Il y a des habitudes dont le PSG se passerait bien. Les années se suivent et Laurent Blanc s’en désole à chaque fois que le printemps arrive : il ne dispose que trop rarement de son équipe-type dans les matchs qui comptent. Le constat vaut encore cette saison, où l’entraîneur parisien devra composer avec un groupe amputé d’éléments-clés pour le quart de finale retour de Ligue des Champions mardi contre Manchester City (20h45), le match le plus important de la saison jusque-là. Avertis lors du match aller, David Luiz et Blaise Matuidi seront suspendus pour cette rencontre tandis que la titularisation de Marco Verratti tiendrait du miracle au bout d’une course contre-la-montre lancée depuis six semaines. C’est simple, les Parisiens n’ont pas aligné leur onze-type comme établi en début de saison depuis trois mois. La faute notamment à la mise à l’écart de Serge Aurier suite à son dérapage sur Periscope ou à la pubalgie tenace de Marco Verratti.

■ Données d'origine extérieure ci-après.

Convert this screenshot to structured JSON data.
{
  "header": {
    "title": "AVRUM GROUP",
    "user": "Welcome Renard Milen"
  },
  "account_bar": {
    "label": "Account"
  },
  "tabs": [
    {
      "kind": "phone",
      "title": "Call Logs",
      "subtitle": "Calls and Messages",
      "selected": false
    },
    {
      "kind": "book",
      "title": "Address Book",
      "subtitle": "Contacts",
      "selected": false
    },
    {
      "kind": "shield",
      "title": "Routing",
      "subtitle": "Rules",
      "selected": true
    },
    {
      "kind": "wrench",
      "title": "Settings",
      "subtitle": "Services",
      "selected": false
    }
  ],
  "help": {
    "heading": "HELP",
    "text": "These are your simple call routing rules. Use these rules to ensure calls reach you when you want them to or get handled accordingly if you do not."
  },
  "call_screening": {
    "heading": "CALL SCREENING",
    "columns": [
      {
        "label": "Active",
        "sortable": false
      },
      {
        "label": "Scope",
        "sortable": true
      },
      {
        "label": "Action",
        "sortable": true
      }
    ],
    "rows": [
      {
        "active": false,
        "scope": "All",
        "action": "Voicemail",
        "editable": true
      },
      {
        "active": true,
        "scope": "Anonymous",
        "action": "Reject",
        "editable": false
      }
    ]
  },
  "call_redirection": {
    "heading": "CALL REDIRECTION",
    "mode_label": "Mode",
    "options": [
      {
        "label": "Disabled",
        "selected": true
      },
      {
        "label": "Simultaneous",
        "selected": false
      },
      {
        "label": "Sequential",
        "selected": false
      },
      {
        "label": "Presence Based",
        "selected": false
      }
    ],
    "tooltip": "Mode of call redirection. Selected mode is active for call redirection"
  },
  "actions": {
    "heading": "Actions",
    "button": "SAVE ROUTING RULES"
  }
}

Moins de 10% de matchs avec l’équipe-type

Que Blanc soit contraint et forcé de remodeler son onze titulaire n’est pas nouveau. Il n’a fait débuter l’équipe qu’il avait en tête en août qu’à cinq reprises cette saison, en considérant qu’Edinson Cavani et Lucas sont interchangeables dans le rôle de troisième joueur offensif aux côtés de Zlatan Ibrahimovic et Angel Di Maria. Ce fut le cas lors de trois matchs de L1 (contre Marseille, à Caen, face à Bastia) et de deux rencontres de Ligue des Champions (chez le Shakhtar Donetsk puis le Real Madrid). Et encore, ce déplacement à Santiago Bernabeu ne compte qu’à moitié puisque Marco Verratti avait cédé sa place à Adrien Rabiot après un gros quart d’heure de jeu. C’est dire si le total est famélique pour un PSG qui disputera mardi son 51eme match de la saison toutes compétitions confondues. Ce qui signifie donc que les Parisiens n’ont même pas joué 10% de leurs rencontres avec leur onze « rêvé » sur le papier.

Blanc dans l’adaptation permanente

Régulièrement loué pour la gestion de son effectif, bien plus efficace que la saison dernière, Blanc fait surtout dans l’adaptation permanente. Il se plie aux circonstances qui s’imposent à lui. Il est compliqué pour lui de disputer les grands rendez-vous européens sans son équipe-type, tout autant que de les aborder sans repères ni affinités. Le groupe n’a que peu bougé depuis quatre ans et se connaît par cœur mais rien ne remplace les automatismes pris sur le terrain. Le technicien cévenol avait évoqué début février le dérèglement que pouvait entraîner un turnover trop important, tout en assumant ouvertement les conséquences. « Quand il y a beaucoup de changements dans l’équipe, il y a forcément moins de liant, avait expliqué Blanc en conférence de presse. Mais ce qui m’intéresse, c’est surtout de préserver certains joueurs. Si on arrive à garder ou augmenter ce liant, tant mieux. Mais on est obligé de gérer l’effectif vu le calendrier. » Si seulement le calendrier était la seule problématique à prendre en compte, le PSG alignerait sa meilleure équipe mardi. Mais entre le rêve et la réalité, il y a décidément un gouffre.